But to answer this question, we have to explain just what sort of business QuickBooks Self-Employed is even for.
In a nutshell, Intuit’s QuickBooks Self-Employed product is designed for sole proprietorships, and it really only works for sole proprietors (or LLCs taxed as sole proprietorships).
To understand why all this is the case, we’ll need to first explain what a sole proprietorship is, if you’re not already familiar.
What is a Sole Proprietorship?
A sole proprietorship is one of the oldest types of legal entities (the other being a general partnership). It’s a business owned by one person, and there is no legal distinction between the person and the business.
This concept can seem a bit odd in this day and age. We’re so used to the idea of corporations that, to many people, it seems only natural that a business is a separate thing from its owner. But this concept is actually pretty new, and you should know that you need to file special paperwork with your state’s secretary of state if you want your business to legally be something separate from yourself.

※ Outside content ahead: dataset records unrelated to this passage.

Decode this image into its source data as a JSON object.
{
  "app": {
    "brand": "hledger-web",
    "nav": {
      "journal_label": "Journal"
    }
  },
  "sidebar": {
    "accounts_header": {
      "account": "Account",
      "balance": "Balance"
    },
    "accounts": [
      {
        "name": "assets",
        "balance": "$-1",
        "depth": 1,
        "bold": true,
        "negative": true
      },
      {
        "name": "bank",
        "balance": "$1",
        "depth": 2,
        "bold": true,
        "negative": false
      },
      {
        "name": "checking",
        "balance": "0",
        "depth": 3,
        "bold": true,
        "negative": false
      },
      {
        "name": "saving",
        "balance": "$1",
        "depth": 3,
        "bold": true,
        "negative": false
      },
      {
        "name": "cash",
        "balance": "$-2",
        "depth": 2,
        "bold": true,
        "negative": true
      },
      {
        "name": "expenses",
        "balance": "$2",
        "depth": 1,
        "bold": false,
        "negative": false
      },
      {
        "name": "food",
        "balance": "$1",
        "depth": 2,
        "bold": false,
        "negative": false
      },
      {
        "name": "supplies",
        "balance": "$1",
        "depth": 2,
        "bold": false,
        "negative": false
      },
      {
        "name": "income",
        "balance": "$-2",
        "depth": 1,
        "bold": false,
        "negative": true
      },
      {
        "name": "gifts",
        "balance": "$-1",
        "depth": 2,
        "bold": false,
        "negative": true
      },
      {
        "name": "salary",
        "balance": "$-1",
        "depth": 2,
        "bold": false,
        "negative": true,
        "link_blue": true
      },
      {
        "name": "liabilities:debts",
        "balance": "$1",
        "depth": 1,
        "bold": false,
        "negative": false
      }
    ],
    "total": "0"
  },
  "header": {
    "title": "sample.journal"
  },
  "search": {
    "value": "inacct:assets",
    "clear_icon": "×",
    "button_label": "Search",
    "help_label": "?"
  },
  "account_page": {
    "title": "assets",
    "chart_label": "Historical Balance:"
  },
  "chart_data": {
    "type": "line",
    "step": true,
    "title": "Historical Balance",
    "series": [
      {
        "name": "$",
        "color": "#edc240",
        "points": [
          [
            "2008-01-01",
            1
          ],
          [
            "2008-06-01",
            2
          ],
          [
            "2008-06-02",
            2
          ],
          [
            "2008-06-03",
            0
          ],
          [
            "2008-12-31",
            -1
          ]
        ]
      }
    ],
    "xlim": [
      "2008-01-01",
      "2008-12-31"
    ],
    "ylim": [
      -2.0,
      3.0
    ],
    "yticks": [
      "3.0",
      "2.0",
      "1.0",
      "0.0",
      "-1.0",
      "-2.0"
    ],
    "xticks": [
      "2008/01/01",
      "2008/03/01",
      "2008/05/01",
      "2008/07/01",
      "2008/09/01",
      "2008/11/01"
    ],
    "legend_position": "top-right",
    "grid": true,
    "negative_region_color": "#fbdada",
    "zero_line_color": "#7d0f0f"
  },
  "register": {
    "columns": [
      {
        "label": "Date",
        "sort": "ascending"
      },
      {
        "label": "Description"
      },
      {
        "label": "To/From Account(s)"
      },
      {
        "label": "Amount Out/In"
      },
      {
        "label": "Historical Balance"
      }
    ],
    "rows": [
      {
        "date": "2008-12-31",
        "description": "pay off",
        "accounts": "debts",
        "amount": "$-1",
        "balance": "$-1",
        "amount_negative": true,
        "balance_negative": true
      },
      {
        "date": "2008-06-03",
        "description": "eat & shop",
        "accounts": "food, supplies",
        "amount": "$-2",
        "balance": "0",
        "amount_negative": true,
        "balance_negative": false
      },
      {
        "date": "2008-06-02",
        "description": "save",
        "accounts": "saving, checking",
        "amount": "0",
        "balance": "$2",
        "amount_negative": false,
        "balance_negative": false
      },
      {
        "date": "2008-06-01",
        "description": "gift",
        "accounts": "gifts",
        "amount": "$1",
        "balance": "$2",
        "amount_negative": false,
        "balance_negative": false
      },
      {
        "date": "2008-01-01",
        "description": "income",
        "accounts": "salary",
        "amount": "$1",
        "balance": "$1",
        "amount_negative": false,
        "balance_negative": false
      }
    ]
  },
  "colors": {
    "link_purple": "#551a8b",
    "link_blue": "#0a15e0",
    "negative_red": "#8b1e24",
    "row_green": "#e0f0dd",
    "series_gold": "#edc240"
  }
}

When your business isn’t legally considered a separate thing from yourself, it means that you personally are liable for the business’ debts (because you and the business are one in the same thing). If things get bad and your business owes a lot of people a lot of money, a court could order that your personal assets be used to pay back your/your business’ debt.
Once you understand what a sole proprietorship is, you realize that the way the federal government taxes sole proprietorships makes a lot of sense.
If you own a sole proprietorship, you report the income from the business on your personal income tax return. It’s a schedule (Schedule C to be precise) that goes inside your 1040. (This is in contrast to partnerships and corporations, which are legal entities separate from their owners and thus, predictably, have to file their own tax returns.)
Note: Sometimes you can own a business that is a separate legal entity from yourself, but is treated on your tax return as if it’s a sole proprietorship. This is called a “disregarded entity.” Usually these entities are single-member LLCs, but sometimes foreign entities (like an offshore corporation) can be disregarded entities, too.
Why QuickBooks Self-Employed?
Once you have a general understanding of what a sole proprietorship is and how it’s taxed, it makes a lot more sense which types of businesses QuickBooks Self-Employed is for, and why it’s not scalable.
QuickBooks Self-Employed assumes that your business is not its own separate legal entity, and thus doesn’t have its own bank account. Instead, the program assumes that business expenses are paid out of a personal bank account. The user interface built around this assumption, allowing you to mark different expenses in your bank account as either “business” or “personal.”
As a result, QuickBooks Self-Employed can’t produce a full set of financial statements for your business. It can produce a simple profit and loss statement, but it can’t produce a business balance sheet. The business’ balance sheet is just your personal balance sheet (since again, you are the business), so the best way for sole proprietors to get a “balance sheet” using Intuit’s cloud-based apps is to use Mint.com to build a personal balance sheet (including all of your bank accounts, your house, your car, etc.)
What’s more, QuickBooks Self-Employed isn’t scalable. As of this writing, if you add a partner to your business, you can’t simply upgrade your subscription to “real” QuickBooks Online and continue using the same accounting system for your business. You have to just start a new subscription to QuickBooks Online as of the date the new partner joins the team. In a way this makes sense; once you get a business partner, a new legal entity is formed (the partnership) and you will definitely at this point want to get a separate business bank account, if you haven’t already done so. However, for many businesses this lack of scalability is a problem, particularly if the business starts off as an LLC that’s a disregarded entity for tax purposes.
Summarizing the Situation
In summary, if you’re someone who works as an independent contractor or freelancer, and you have no plans for your business to go beyond that, QuickBooks Self-Employed plus Mint.com is probably all you’ll ever need to manage your personal finances, and it’s darn cheap compared to QuickBooks Online. But if your business could ever grow beyond that, you should know that QuickBooks Self-Employed isn’t scalable, and whenever you outgrow it you’ll need to transition to a new accounting system.